For my 2018 wrap-up, I set a goal for myself to finish all of the books I had started – I was “currently reading” eight books, and I wanted a fresh start for 2019. I did get all eight of those books finished (just barely!), so here at the beginning of the year, I am able to jump right in to whatever strikes my fancy. Thanks to That Artsy Reader Girl‘s Top 10 Tuesday prompt, here is a list of ten new releases from January to June that I am most anticipating.
1/8/2019: The Widows by Jess Montgomery
One of my great literature loves is historical fiction, and I just didn’t get enough of it in 2018 so this one looks great! It’s a novel set in 1924 about a man named Daniel Ross, who is killed transporting a prisoner. After his death, his wife is contacted by another widow who wanted to speak with Daniel about her missing daughter.
1/15/2019: The Orphan of Salt Winds by Elizabeth Brooks
This is another good historical mystery. In England in 1939, a girl goes to her new home to meet her new adoptive parents. A plane crashes, and something horrible happens that haunts her for the rest of her life. The main character returns 75 years later to try to come to grips with her experience.
2/5/2019: Black Leopard, Red Wolf by Marlon James
This has been described as the African Game of Thrones, and while I wasn’t a huge GoT fan, this book sounds incredible. The main character, Tracker, is a mercenary who is hired to find a missing child who disappeared three years ago. However, it quickly becomes clear that there’s something wrong with this mission.
2/12/2019: The Beast’s Heart: A Novel of Beauty and the Beast by Leife Shallcross
This is yet another Beauty and the Beast retelling, and I just can’t resist them. This sounds interesting, though – it is told from the perspective of the Beast, and unlike some of the recent versions, it sounds like it won’t sugarcoat the Beast’s terrible choices, so I’m sure I’ll try it.
3/5/2019: Dealing in Dreams by Lilliam Rivera
It’s not entirely clear to me what’s going on in this book but I want to read it anyway! This is a dystopian novel about a girl named Nalah who is a member of an all-girl gang. I’ve been on a bit of a dystopian/post-apocalyptic kick lately, so this one will fit that nicely.
3/5/2019: Gingerbread by Helen Oyeyemi
In Gingerbread, the main character Perdita and her mother Harriet make gingerbread that they sell to Druhastrana, the land of Harriet’s youth. There’s a lot to unpack with Harriet, though – Druhastrana appears to be a made-up country, and Harriet’s best friend Gretel Kercheval is more than she seems. When teenage Perdita sets out to find Gretel, she learns that Harriet and Gretel have been keeping secrets.
4/2/2019: Lost and Wanted by Nell Freudenberger
It’s not often that combines my love of science as well as the supernatural, but this book seems to do that! The main character, Helen, is a physics professor who is a firm non-believer in all things supernatural. After her best friend passes away, though, it seems as though Helen is being haunted by her friend’s ghost.

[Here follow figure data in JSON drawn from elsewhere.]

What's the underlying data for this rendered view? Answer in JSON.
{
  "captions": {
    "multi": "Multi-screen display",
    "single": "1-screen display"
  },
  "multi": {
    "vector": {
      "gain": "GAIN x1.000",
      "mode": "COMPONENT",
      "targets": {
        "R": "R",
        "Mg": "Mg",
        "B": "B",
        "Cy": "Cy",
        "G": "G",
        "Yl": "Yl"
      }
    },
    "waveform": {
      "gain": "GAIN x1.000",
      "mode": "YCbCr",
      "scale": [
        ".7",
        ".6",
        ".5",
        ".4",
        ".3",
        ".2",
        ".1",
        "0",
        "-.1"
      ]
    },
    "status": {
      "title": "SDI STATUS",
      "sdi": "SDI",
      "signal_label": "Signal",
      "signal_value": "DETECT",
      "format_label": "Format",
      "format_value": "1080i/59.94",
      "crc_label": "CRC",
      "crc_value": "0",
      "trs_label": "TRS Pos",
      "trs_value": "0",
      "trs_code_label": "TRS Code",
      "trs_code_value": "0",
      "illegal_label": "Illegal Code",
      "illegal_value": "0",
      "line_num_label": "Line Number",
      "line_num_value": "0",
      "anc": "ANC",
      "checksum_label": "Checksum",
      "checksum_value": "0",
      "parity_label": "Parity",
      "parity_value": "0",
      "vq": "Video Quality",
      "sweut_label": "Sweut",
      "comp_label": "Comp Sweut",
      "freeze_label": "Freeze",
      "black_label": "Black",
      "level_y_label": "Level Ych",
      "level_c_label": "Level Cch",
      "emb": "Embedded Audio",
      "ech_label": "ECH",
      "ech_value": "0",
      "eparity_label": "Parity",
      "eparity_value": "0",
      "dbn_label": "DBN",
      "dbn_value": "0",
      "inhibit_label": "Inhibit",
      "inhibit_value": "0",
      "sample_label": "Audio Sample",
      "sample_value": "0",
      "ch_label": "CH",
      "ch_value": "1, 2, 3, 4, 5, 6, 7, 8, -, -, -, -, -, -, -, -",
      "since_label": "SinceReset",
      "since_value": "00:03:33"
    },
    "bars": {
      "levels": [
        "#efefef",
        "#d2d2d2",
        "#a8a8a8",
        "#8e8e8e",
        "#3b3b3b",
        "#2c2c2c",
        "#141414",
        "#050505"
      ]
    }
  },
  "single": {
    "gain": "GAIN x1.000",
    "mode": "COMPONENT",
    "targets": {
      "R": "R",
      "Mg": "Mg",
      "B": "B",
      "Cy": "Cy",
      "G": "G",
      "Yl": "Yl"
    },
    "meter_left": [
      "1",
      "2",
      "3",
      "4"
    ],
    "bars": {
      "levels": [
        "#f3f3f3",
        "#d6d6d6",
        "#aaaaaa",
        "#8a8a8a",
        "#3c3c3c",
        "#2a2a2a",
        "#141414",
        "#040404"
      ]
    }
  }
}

5/7/2019: The Bride Test by Helen Hoang
Most books, both fiction and non-fiction, that talk about autism are told from the perspective and for the benefit of neurotypical readers. This is one of the few outliers: the male love interest is on the autism spectrum. I think this is a romance, which usually isn’t my genre, but I’m definitely going to try this one.
5/29/2019: The Witches Are Coming by Lindy West
One of my goals this year is to read more non-fiction, and this one is at the top of my reading list. This is a book about how pop culture is created by and for white men, and how that has encouraged men to set unhealthy, unrealistic expectations.
6/11/2019: Recursion by Blake Crouch
Ok to be totally honest, the thing that drew my attention to this book was the title. Back in the day when I did way more programming, I was a total abuser of recursion – I used it for everything I could because it made me laugh to put people in loops. But this book does still sound good. The main character is investigating strange experiences of people waking up to find their lives drastically different from when they fell asleep the night before.